A Study In Elegant Waste

December 1, 1974
Peter Erskine

The CREEM Archive presents the magazine as originally created. Digital text has been scanned from its original print format and may contain formatting quirks and inconsistencies.

It’s a balmy monoxide breeze that blows off the Thames across from Cheyne Walk. There’s a yellow truck slewed up on the pavement across from Keefs front door with two guys in overalls making marathon work of stripping bits of wire with pliers.

Somewhere between there and here — Atlantic’s omni-carpeted West End smoked-glass labyrinths — the man is, you, might say, in transit. This, if one is to lend credence to the popularised Richard persona, being no mean feat. Your confidant, having arrived early, is dropping cubefc in anticipation. The Big K’s newest exploit, as relayed to him in" the cab coming over, having been the drawing of a knife during a recent altercation.

Skip lightly, then.

Still feel the cops breathing on you. Keith?

“Oh ho — do I baby — I see these phony workmen outside my front door every day; I’m movin’ very shortly.

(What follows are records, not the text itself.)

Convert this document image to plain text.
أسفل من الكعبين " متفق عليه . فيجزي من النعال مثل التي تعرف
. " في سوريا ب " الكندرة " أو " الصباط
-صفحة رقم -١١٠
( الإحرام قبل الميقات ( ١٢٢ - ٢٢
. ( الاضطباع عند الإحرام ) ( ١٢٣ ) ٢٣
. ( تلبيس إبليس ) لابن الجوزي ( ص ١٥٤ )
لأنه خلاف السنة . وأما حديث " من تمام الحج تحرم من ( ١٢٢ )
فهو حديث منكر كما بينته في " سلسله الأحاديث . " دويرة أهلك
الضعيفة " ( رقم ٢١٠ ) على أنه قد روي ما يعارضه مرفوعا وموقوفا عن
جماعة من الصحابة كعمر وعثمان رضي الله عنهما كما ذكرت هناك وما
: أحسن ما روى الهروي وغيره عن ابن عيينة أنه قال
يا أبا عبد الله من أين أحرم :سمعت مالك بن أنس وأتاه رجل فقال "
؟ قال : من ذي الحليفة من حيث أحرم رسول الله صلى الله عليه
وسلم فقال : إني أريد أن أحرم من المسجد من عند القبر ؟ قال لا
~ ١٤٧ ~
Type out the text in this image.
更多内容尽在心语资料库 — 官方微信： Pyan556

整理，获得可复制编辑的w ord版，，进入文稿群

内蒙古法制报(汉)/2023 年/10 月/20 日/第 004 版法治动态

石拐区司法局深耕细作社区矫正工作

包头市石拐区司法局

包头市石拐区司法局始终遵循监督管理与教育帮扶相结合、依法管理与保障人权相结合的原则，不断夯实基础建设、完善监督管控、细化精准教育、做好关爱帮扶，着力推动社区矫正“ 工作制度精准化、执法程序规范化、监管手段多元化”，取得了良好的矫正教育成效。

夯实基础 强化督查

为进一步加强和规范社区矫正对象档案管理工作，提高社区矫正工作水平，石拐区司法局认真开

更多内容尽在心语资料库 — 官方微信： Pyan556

“Mick an’ I feel it — but it doesn’t bother us particularly. I mean, after every raid one just improves one’s security systems, ya know?” A lackadaisical smirk and a quick glance right at Spanish Tony, a tall chisel-faced Aramis king with immaculate grey sprayed hair, expensively-cut denims, shades and a Hawaii Five-0 whiff of neat and silent ruthlessness.

' Yeah, but how about the latest one, the gun bust?

“Aw that saga ended in Marlborough Street Magistrates Court with a very sensible magistrate who saw the way the wind was blowin’ from our friends at Scotland Yard and — uh — was reasonable enough to understan’ that — er — because I had to plead guilty because from everything found in my ’ouse, technically I was guilty...”

It happened last year. The cops blew in on Keith and Pallenberg and a friend and this gun and this whole pantechnicon of medicine cabinet marvels.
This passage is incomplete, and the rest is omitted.